First, let's give Taylor's comments their tiny due. When Garnett was shut down with five games to go last season I don't think I was alone in believing it was at the instigation of team management rather than Garnett himself, despite comments from the front office and KG's agent, Andy Miller, that he was indeed hurt. The statements by Miller and Garnett in response to Taylor's latest charge clearly imply that it was KG who instigated his removal from the lineup, albeit because of legitimate injury rather than a desire to secure a better draft pick by diminishing the ballclub's chances of winning.
But for that miniscule drop of truthful satisfaction, what has Taylor wrought for himself and his franchise? When it comes to tanking, his comments reek of baldfaced hypocrisy.
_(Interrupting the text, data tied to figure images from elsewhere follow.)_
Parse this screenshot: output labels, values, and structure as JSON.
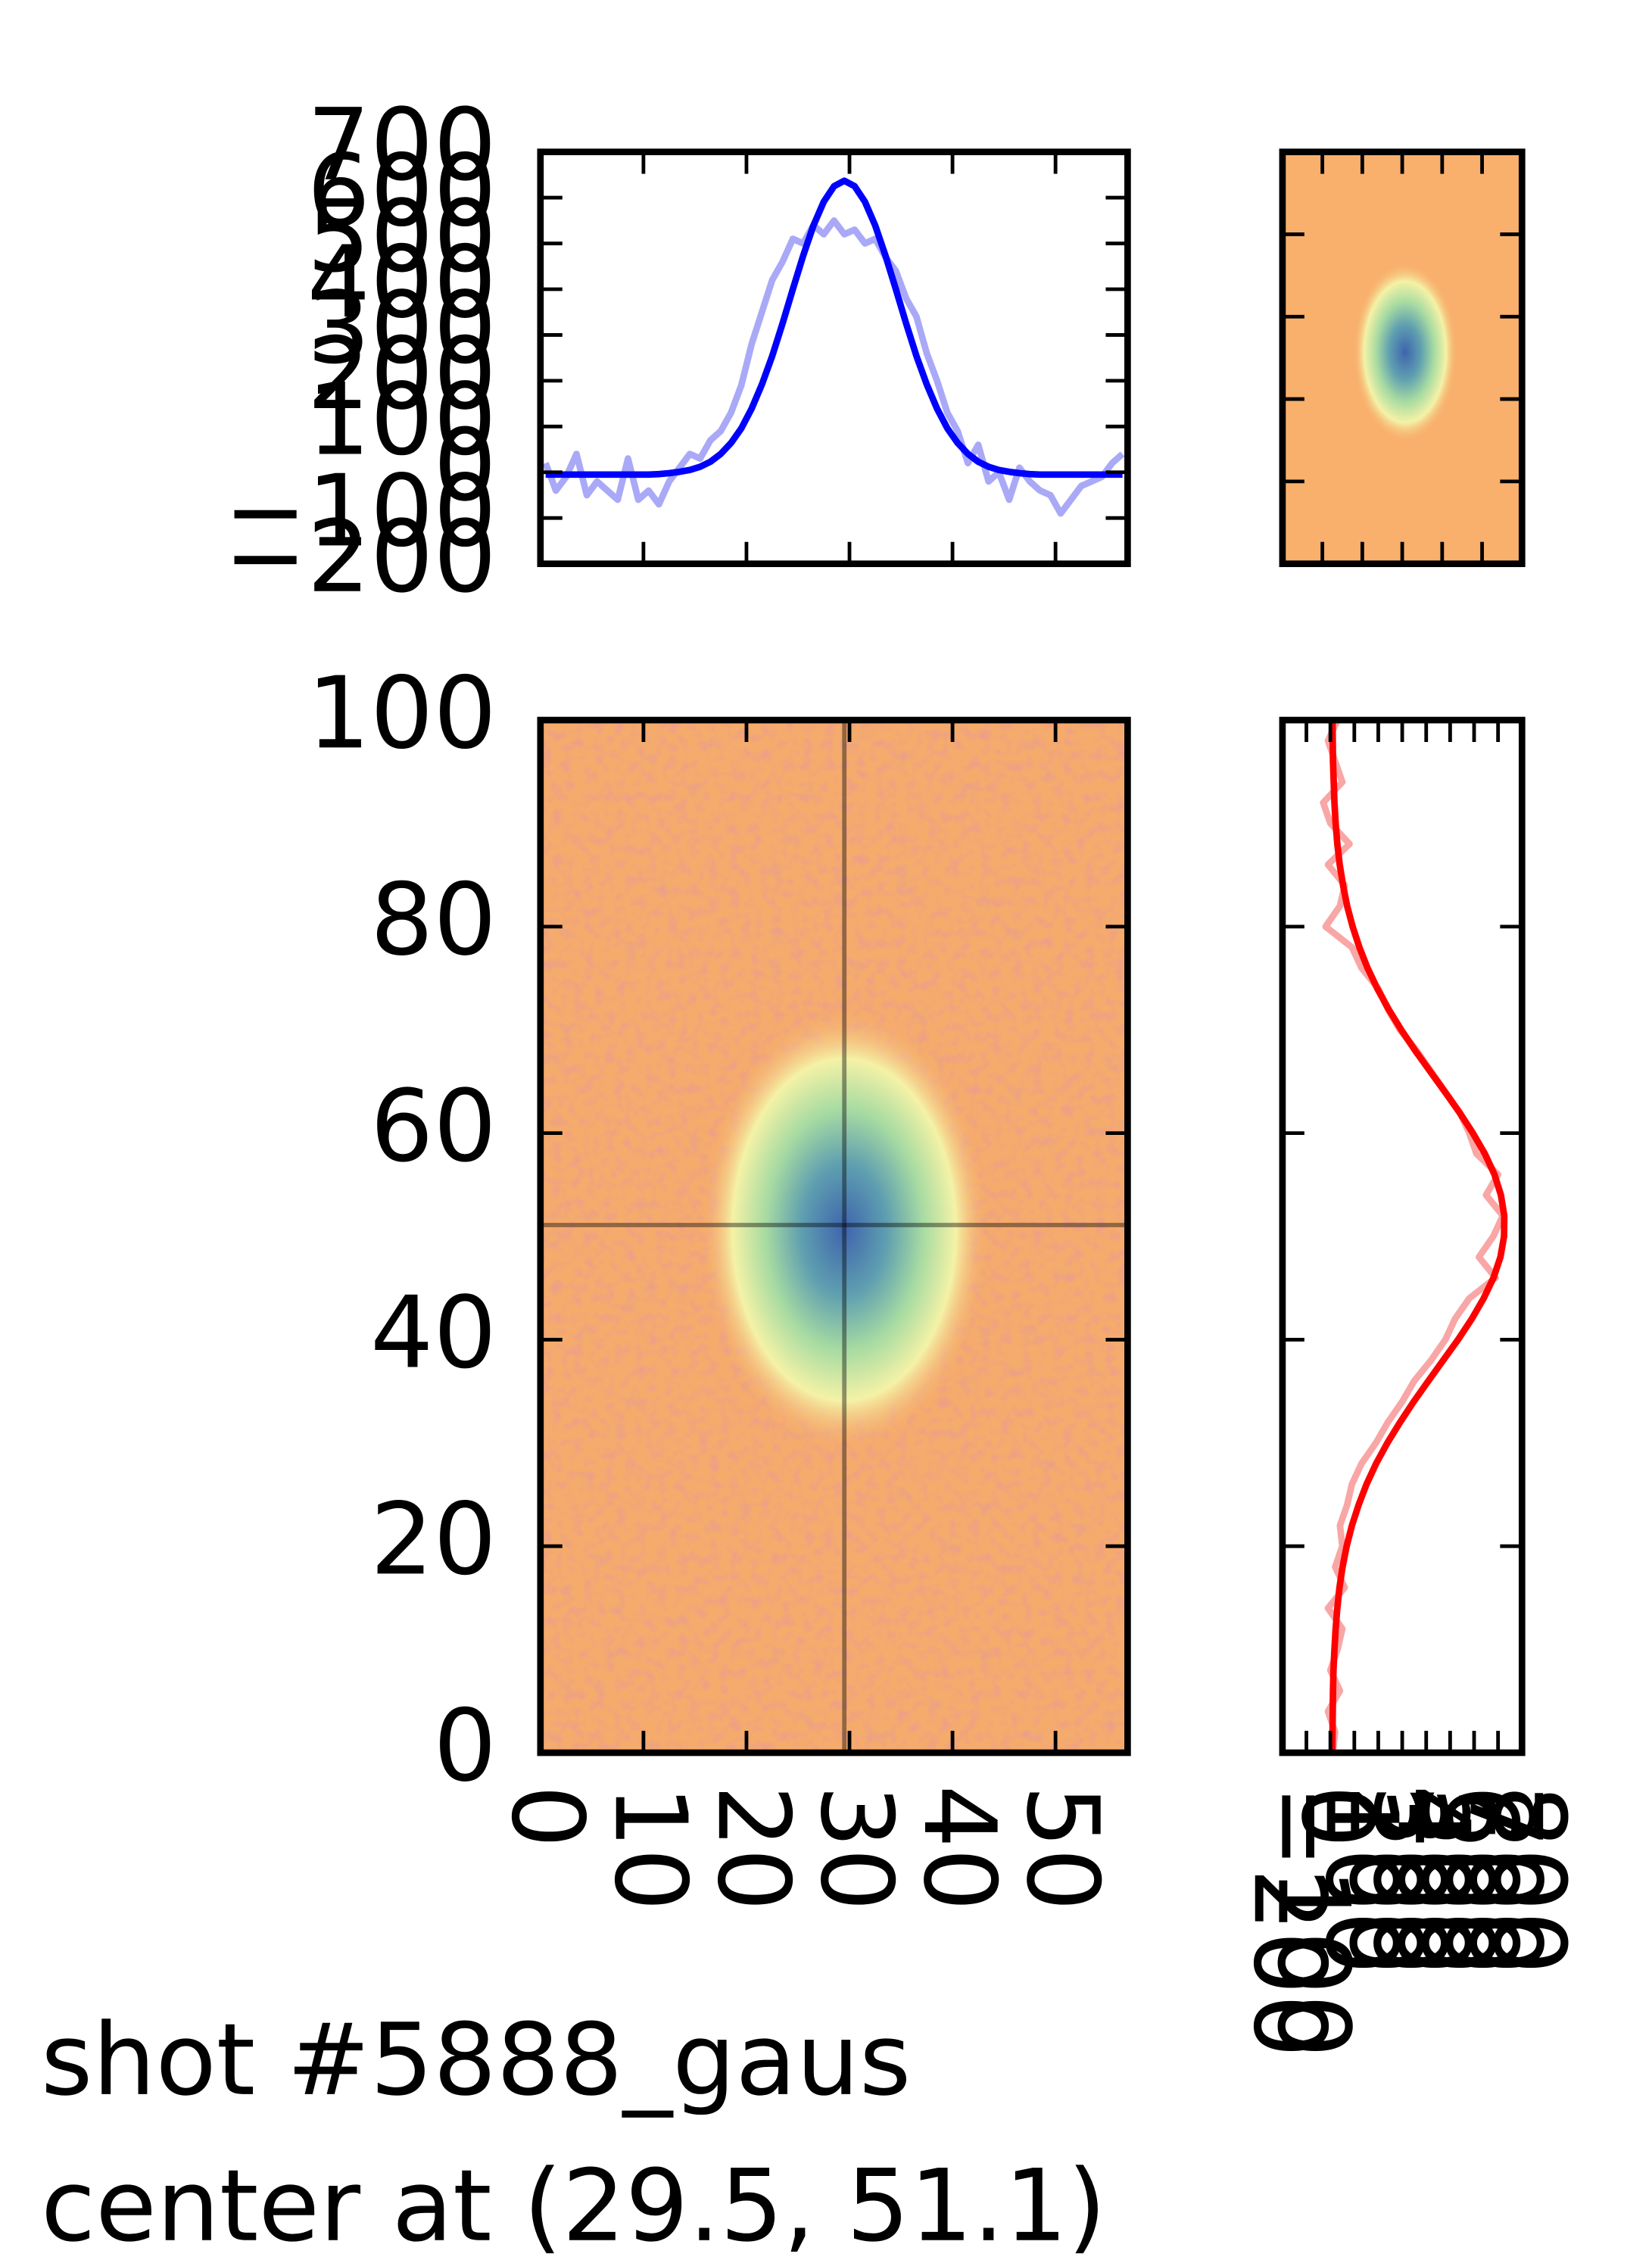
{
  "chart_data": [
    {
      "type": "heatmap",
      "annotation": [
        "shot #5888_gaus",
        "center at (29.5, 51.1)"
      ],
      "center_x": 29.5,
      "center_y": 51.1,
      "xlim": [
        0,
        57
      ],
      "ylim": [
        0,
        100
      ],
      "xticks": [
        0,
        10,
        20,
        30,
        40,
        50
      ],
      "yticks": [
        0,
        20,
        40,
        60,
        80,
        100
      ]
    },
    {
      "type": "line",
      "x": [
        0.5,
        1.5,
        2.5,
        3.5,
        4.5,
        5.5,
        6.5,
        7.5,
        8.5,
        9.5,
        10.5,
        11.5,
        12.5,
        13.5,
        14.5,
        15.5,
        16.5,
        17.5,
        18.5,
        19.5,
        20.5,
        21.5,
        22.5,
        23.5,
        24.5,
        25.5,
        26.5,
        27.5,
        28.5,
        29.5,
        30.5,
        31.5,
        32.5,
        33.5,
        34.5,
        35.5,
        36.5,
        37.5,
        38.5,
        39.5,
        40.5,
        41.5,
        42.5,
        43.5,
        44.5,
        45.5,
        46.5,
        47.5,
        48.5,
        49.5,
        50.5,
        51.5,
        52.5,
        53.5,
        54.5,
        55.5,
        56.5
      ],
      "series": [
        {
          "color": "#a9a9f7",
          "values": [
            20,
            -40,
            -10,
            40,
            -50,
            -20,
            -40,
            -60,
            30,
            -60,
            -40,
            -70,
            -20,
            10,
            40,
            30,
            70,
            90,
            130,
            190,
            280,
            350,
            420,
            460,
            510,
            500,
            540,
            520,
            550,
            520,
            530,
            500,
            510,
            470,
            440,
            380,
            340,
            260,
            200,
            130,
            90,
            20,
            60,
            -20,
            0,
            -60,
            10,
            -20,
            -40,
            -50,
            -90,
            -60,
            -30,
            -20,
            -10,
            20,
            40
          ]
        },
        {
          "color": "#0000ff",
          "values": [
            -5,
            -5,
            -5,
            -5,
            -5,
            -5,
            -5,
            -5,
            -5,
            -5,
            -5,
            -4,
            -2,
            1,
            5,
            12,
            23,
            40,
            64,
            96,
            139,
            192,
            254,
            325,
            400,
            473,
            539,
            591,
            625,
            637,
            625,
            591,
            539,
            473,
            400,
            325,
            254,
            192,
            139,
            96,
            64,
            40,
            23,
            12,
            5,
            1,
            -2,
            -4,
            -5,
            -5,
            -5,
            -5,
            -5,
            -5,
            -5,
            -5,
            -5
          ]
        }
      ],
      "xlim": [
        0,
        57
      ],
      "ylim": [
        -200,
        700
      ],
      "xticks": [
        0,
        10,
        20,
        30,
        40,
        50
      ],
      "yticks": [
        {
          "value": -200,
          "label": "−200"
        },
        {
          "value": -100,
          "label": "−100"
        },
        0,
        100,
        200,
        300,
        400,
        500,
        600,
        700
      ]
    },
    {
      "type": "line",
      "orientation": "horizontal",
      "y": [
        0,
        2,
        4,
        6,
        8,
        10,
        12,
        14,
        16,
        18,
        20,
        22,
        24,
        26,
        28,
        30,
        32,
        34,
        36,
        38,
        40,
        42,
        44,
        46,
        48,
        50,
        52,
        54,
        56,
        58,
        60,
        62,
        64,
        66,
        68,
        70,
        72,
        74,
        76,
        78,
        80,
        82,
        84,
        86,
        88,
        90,
        92,
        94,
        96,
        98,
        100
      ],
      "series": [
        {
          "color": "#f9a6a6",
          "values": [
            10,
            20,
            -10,
            40,
            0,
            30,
            50,
            -10,
            60,
            20,
            50,
            40,
            70,
            90,
            130,
            190,
            240,
            300,
            350,
            420,
            480,
            520,
            580,
            690,
            620,
            680,
            720,
            650,
            700,
            610,
            580,
            540,
            480,
            420,
            360,
            290,
            240,
            200,
            130,
            90,
            -20,
            40,
            60,
            -10,
            80,
            0,
            -30,
            50,
            20,
            -10,
            30
          ]
        },
        {
          "color": "#ff0000",
          "values": [
            8,
            9,
            10,
            11,
            13,
            17,
            22,
            29,
            38,
            51,
            68,
            90,
            118,
            151,
            191,
            238,
            291,
            348,
            409,
            471,
            533,
            590,
            640,
            681,
            710,
            725,
            726,
            712,
            685,
            645,
            595,
            539,
            478,
            416,
            354,
            296,
            243,
            196,
            155,
            121,
            93,
            70,
            53,
            39,
            29,
            22,
            17,
            14,
            11,
            10,
            9
          ]
        }
      ],
      "xlim": [
        -200,
        800
      ],
      "ylim": [
        0,
        100
      ],
      "xticks": [
        {
          "value": -200,
          "label": "−200"
        },
        {
          "value": -100,
          "label": "−100"
        },
        0,
        100,
        200,
        300,
        400,
        500,
        600,
        700,
        800
      ],
      "yticks": [
        0,
        20,
        40,
        60,
        80,
        100
      ]
    },
    {
      "type": "image"
    }
  ]
}
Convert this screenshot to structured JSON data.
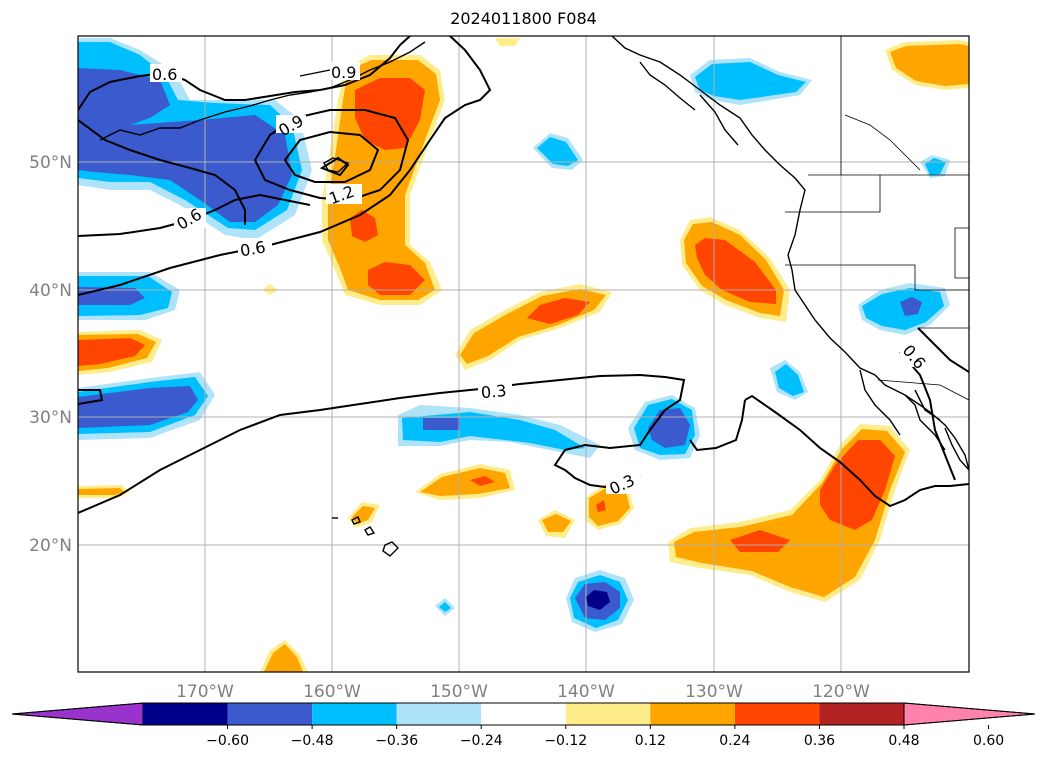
{
  "title": "2024011800 F084",
  "map": {
    "latitude_labels": [
      "50°N",
      "40°N",
      "30°N",
      "20°N"
    ],
    "longitude_labels": [
      "170°W",
      "160°W",
      "150°W",
      "140°W",
      "130°W",
      "120°W"
    ],
    "grid": true,
    "colors": {
      "c1": "#9a32cd",
      "c2": "#00008b",
      "c3": "#3a5acd",
      "c4": "#00bfff",
      "c5": "#aee3fa",
      "c6": "#ffffff",
      "c7": "#ffec8b",
      "c8": "#ffa500",
      "c9": "#ff4500",
      "c10": "#b22222",
      "c11": "#ff82ab"
    },
    "contour_labels": [
      "0.6",
      "0.9",
      "0.9",
      "1.2",
      "0.6",
      "0.6",
      "0.3",
      "0.3",
      "0.6"
    ]
  },
  "colorbar": {
    "tick_labels": [
      "−0.60",
      "−0.48",
      "−0.36",
      "−0.24",
      "−0.12",
      "0.12",
      "0.24",
      "0.36",
      "0.48",
      "0.60"
    ],
    "colors": [
      "#9a32cd",
      "#00008b",
      "#3a5acd",
      "#00bfff",
      "#aee3fa",
      "#ffffff",
      "#ffec8b",
      "#ffa500",
      "#ff4500",
      "#b22222",
      "#ff82ab"
    ]
  }
}
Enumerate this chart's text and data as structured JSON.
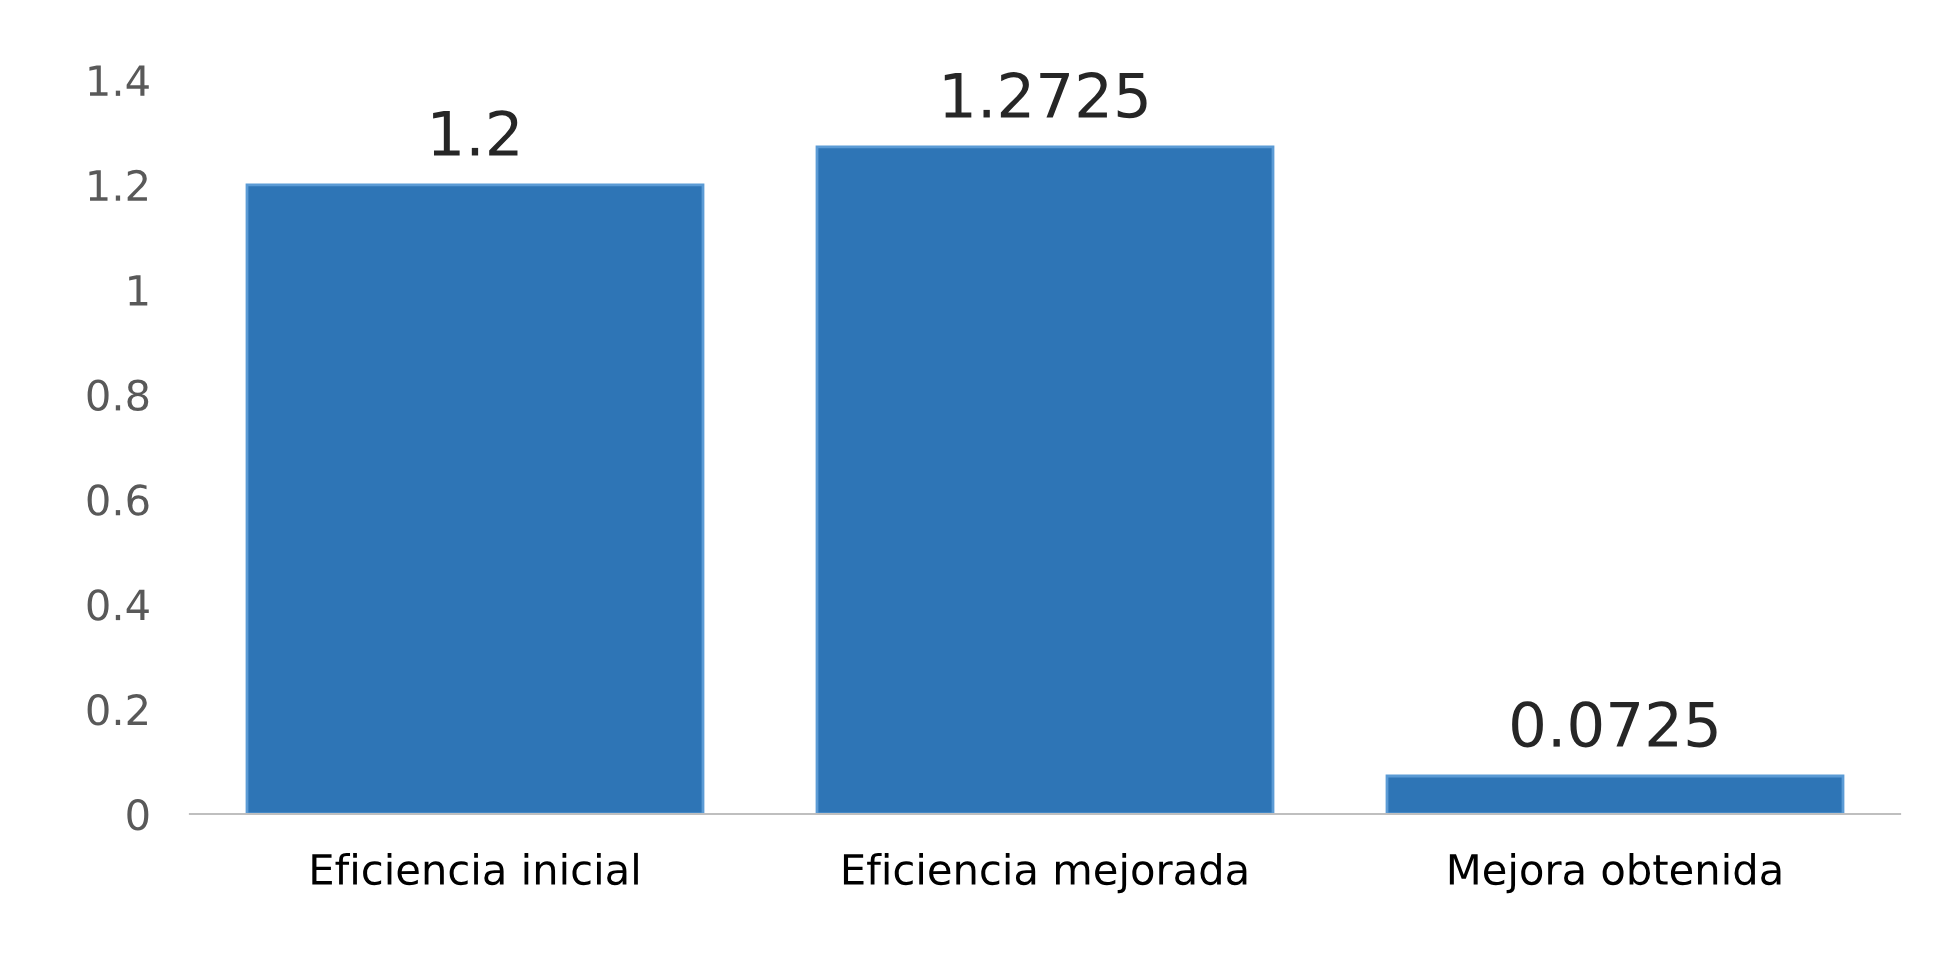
{
  "chart_data": {
    "type": "bar",
    "categories": [
      "Eficiencia inicial",
      "Eficiencia mejorada",
      "Mejora obtenida"
    ],
    "values": [
      1.2,
      1.2725,
      0.0725
    ],
    "color": "#2e75b6",
    "ylim": [
      0,
      1.4
    ],
    "yticks": [
      0,
      0.2,
      0.4,
      0.6,
      0.8,
      1,
      1.2,
      1.4
    ],
    "data_labels": true,
    "grid": false,
    "legend": false
  }
}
There hasn't been a more blatant example of trying to lose a game that impacted the number of lottery balls a team would receive than the finale of the 2005-06 season, a year before the KG absence that is the subject of Taylor's allegation.
During that game, versus Memphis, the Wolves *benched all their promising young players* down the stretch for the likes of scrubs such as Bracey Wright and Ronnie Dupree, allowed a Memphis opponent an uncontested layup in the waning seconds of regulation, and then had Mark Madsen chuck up seven three-pointers in a double-overtime loss. Mind you, this was all after the ballclub shelved both KG and Ricky Davis due to "injury." My column that night was entitled, "The One-Pointer: Wolves Disgrace Themselves."
Anyone who watched knew exactly what was happening. And now Glen Taylor has the gall to say "I don't like that so much" with respect to tanking, and then drop the anvil on Garnett?